Mr Rodd swam about 15 kilometres, spending an estimated 12 hours in the water before making it to shore.

His colleague, 48-year-old Danny Thorpe, stayed with the boat and either drowned or was taken by a shark. A coroner ruled his cause of death could not be determined.

Friends of Mr Clarkson said he was a popular and personable man. He divided his time between Port Lincoln, on Eyre Peninsula, and Esperance in WA.

According to his Facebook page, he was single and had studied zoology and economic geology at the University of South Australia.

He described himself as quite an independent person.

"I don't suffer fools easily but am a loyal friend, generous, open, honest and compassionate," he said.

Fellow diver Mark Payne said his mate would be missed but described him as a conservationist who would not want to see great whites hunted down.

"I don't think he would like to see us all going out there and killing all the great whites that we see," Mr Payne told ABC radio.

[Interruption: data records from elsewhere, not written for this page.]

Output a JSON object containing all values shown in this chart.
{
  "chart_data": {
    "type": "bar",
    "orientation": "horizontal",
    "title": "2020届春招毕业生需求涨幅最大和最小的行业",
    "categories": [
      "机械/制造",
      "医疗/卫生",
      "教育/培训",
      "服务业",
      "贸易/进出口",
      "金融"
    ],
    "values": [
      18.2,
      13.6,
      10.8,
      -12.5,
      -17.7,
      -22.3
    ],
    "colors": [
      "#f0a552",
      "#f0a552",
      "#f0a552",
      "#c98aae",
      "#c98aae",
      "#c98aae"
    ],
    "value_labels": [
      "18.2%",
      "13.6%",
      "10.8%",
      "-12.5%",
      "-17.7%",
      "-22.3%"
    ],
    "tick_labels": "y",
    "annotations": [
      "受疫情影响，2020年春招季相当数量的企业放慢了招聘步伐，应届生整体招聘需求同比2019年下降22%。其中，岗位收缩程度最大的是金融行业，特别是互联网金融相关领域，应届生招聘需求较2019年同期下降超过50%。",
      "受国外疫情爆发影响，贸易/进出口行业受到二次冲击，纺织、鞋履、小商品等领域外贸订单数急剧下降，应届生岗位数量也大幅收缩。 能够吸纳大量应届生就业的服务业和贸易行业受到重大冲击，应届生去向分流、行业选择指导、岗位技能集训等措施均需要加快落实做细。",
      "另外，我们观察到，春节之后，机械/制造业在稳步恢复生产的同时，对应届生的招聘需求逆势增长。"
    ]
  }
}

Those sentiments were echoed by the Abalone Industry Association of South Australia which does not support a cull, despite reports that great white numbers are increasing because of their protected status.

"There's always interactions each year with white sharks, and divers do as much as they can to reduce that interaction," executive officer Samara Miller told reporters.

"It's a calculated risk and the divers make the call on the day."

Darian Gale, who runs dolphin and eco tours at Coffin Bay, said sharks were a fact of life in the area.

"There has always been sharks down there. If you just look back through the history of it, every two to three years there seems to be an attack of some sort over this way," he said.

Before the latest incident, 19 people had been killed and 53 attacked by sharks in South Australian waters in the past 200 years.